Lorsque les routiers bloquent
les routes, 72 % de la population approuvent. Lorsque des grévistes réclament le
paiement des jours de grève, nous trouvons cela tout naturel. Nos entreprises sont
dévorées par les corporatismes et les baronnies. Les « hommes de pouvoir »
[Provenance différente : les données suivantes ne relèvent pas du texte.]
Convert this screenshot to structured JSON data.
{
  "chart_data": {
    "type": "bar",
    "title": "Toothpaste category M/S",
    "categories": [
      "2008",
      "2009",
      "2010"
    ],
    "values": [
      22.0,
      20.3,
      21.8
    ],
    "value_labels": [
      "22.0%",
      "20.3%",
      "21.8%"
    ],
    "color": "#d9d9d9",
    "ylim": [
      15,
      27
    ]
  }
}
étalent leur ambition médiocre sans que nous ne percevions ni son ridicule, ni
la faiblesse intime qui lui sert de ressort. Le grand souci de nos politiques,
ce n’est ni la France, ni l’Europe, ni le monde : c’est de savoir qui sera, ou
ne sera pas, « présidentiable ».
* *
Les optimistes se réjouissent
du coup de pied qui vient d’être donné à la fourmilière. Je crains qu’ils
n’aient tort. Nous venons de refuser le coup de pied que l’Europe nous aurait
administré, elle qui ignore tout de nos exquises complications : nous pourrons
ainsi continuer à les cultiver.
La crise systémique mondiale,
violente et menaçante, gonfle comme un raz-de-marée sans que nous ne fassions rien
pour l'anticiper. Tandis que nous parlons de culture tout en
nous gavant de films américains, la pensée qui a quitté nos cervelles tourne en
rond dans le monde, cherchant où se poser. Nos adolescents perdent leur temps
dans ces garderies que l’on nomme collège, lycée ou université, pendant que des
millions de petits Chinois intelligents et attentifs apprennent à maîtriser les
sciences, arts et techniques.
Rien n’est perdu, bien sûr. Les
hirondelles reviennent. La fécondité de la nature se déploie, ce printemps-ci,
dans une floraison magnifique. Nos jeunes enfants découvrent le monde avec leurs
yeux tout neufs et une fraîche naïveté.
Les cartes sont ainsi, chaque
année et à chaque génération, battues et redistribuées. Le blocage d’aujourd’hui
sera dissipé demain. Cependant il ne faudrait pas trop attendre. Notre armée
attendait, durant les années 30, pour s’adapter à l’évolution de la doctrine
d’emploi des armes : mais elle a attendu un petit peu trop longtemps.